Muitas vezes, a sabedoria das pessoas comuns e simples, que fazem
esses comentários em favor do trabalho também pelos menores de idade, é mais
questionadora do que a sabedoria profissional dos sábios de gabinete, os que
não conseguem compreender o modo como enxergam e interpretam a tragédia os que
sofrem direta ou indiretamente a degradação que nos consome.

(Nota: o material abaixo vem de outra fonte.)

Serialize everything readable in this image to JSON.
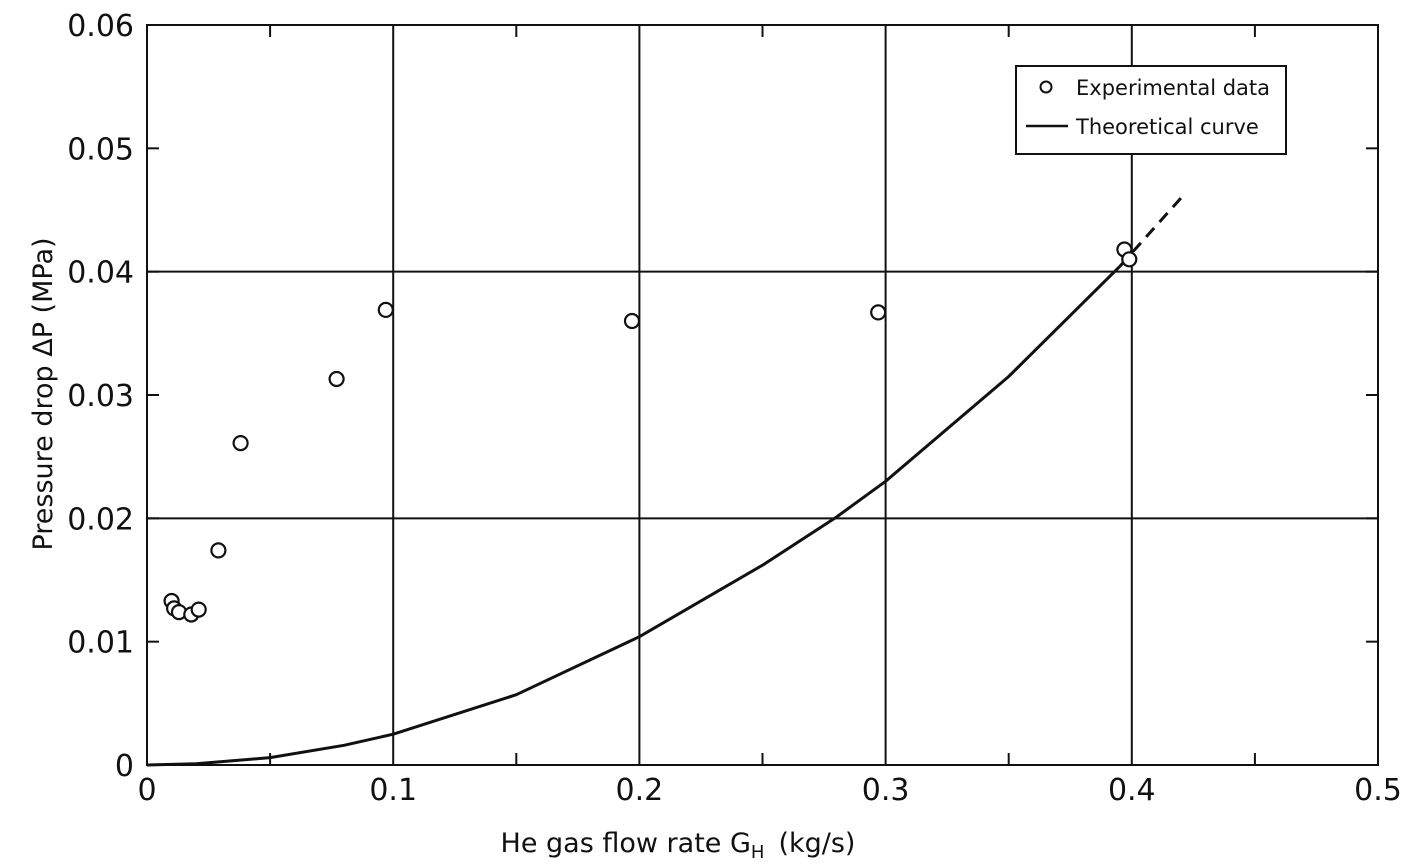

Vivemos num cenário de valores sociais e morais opostos, perdidos
no movimento pendular entre os extremos que não somos. Indicação de que esta
sociedade não tem um eixo ético de referência que lhe permita discernimento
quanto ao que é socialmente necessário para assegurar integração e participação
social de todos. Não temos um projeto de futuro e mal cabemos no presente.
Ingressei numa fábrica com 11 anos de idade. Não doeu. Ajudou na
sobrevivência. Procuro compreender a reação de quem entende que o trabalho
infantil e juvenil é educativo, um bem e não um mal, como procuro compreender o
questionamento da proibição do trabalho para os menores de idade, tido como ato
que os privaria da infância. Mas não creio que o dualismo ideológico, tão
brasileiro e tão inútil, nos ajude a resolver com urgência esse verdadeiro
crime de lesa-pátria que é tornar os imaturos adultos muito antes do tempo.

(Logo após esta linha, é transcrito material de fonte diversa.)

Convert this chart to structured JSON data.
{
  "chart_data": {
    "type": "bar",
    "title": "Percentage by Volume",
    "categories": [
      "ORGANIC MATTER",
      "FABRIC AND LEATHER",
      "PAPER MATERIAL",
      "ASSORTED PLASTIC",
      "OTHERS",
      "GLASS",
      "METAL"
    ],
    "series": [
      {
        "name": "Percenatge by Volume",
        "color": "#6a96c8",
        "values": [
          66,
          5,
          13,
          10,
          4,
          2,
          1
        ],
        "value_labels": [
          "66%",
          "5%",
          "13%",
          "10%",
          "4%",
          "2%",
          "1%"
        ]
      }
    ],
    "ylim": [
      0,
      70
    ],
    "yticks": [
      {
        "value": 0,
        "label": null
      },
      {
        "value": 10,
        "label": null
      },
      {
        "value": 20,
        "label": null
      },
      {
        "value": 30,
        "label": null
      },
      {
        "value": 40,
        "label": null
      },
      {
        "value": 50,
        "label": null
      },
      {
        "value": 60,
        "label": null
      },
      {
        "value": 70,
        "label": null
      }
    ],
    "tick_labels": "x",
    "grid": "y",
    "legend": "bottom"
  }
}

Em São Paulo, o número de jovens infratores apreendidos cresceu de
8 mil, em 2000, para 14.400 em 2012. Diminui o número de adultos infratores e
cresce o de menores infratores. As novas gerações estão em perigo. Em 2014, no
Brasil, segundo o IBGE, trabalhavam 554 mil crianças entre 5 e 13 anos de
idade. Um aumento de 9,5% em relação ao ano anterior. Eram trabalhadores de
roça 62% dos infantes dessa faixa de idade, um indício de que, em relação a
eles, o Bolsa Família fracassou. Deveria assegurar que se dedicassem
exclusivamente à escola, pelo dinheiro da Bolsa libertados das carências que os
levam a ganhar o pão nosso de cada dia com o suor do próprio rosto. A Bolsa não
é um presente, uma dádiva, mas um pagamento pelo trabalho de frequentar a
escola que os liberta do trabalho precoce na terra. Ir à escola e estudar são
considerados na roça trabalho de criança, como puxar enxada é o dever dos
adultos.
A proibição do trabalho infantil e juvenil é uma medida necessária
e justa. Criança é para ser criança e adolescente é para ser adolescente. Eles
têm muito que fazer, que é próprio da idade, como brincar, fantasiar, crescer,
socializar-se segundo os valores mais nobres da sociedade em que nasceram. Mas,
num país como o Brasil, a proibição do trabalho infantil e juvenil é
completamente hipócrita. Não o seria se o Estado brasileiro tivesse adotado e
efetivado algumas medidas correlatas e necessárias, como a do ensino em tempo
integral. Proibir o trabalho e deixar as crianças na rua, expostas ao assédio
de traficantes, malandros e bandidos é uma irresponsabilidade e um crime.
Crianças e adolescentes trabalham porque do dinheiro desse trabalho suas
famílias carecem.
Alguém poderá achar que este texto é politicamente incorreto. Eu
também acharei isso se me convencerem que a proibição do trabalho dos imaturos,
sem alternativa, para deixá-los à mercê de traficantes, ladrões e profissionais
da violência e da violação dos direitos alheios é propriamente um direito e
algo que se possa considerar politicamente correto.
José de
Souza Martins. É sociólogo. Membro da Academia Paulista de Letras. Entre outros
livros, autor de Uma Arqueologia da Memória Social(Autobiografia
de um Moleque de Fábrica), Ateliê Editorial.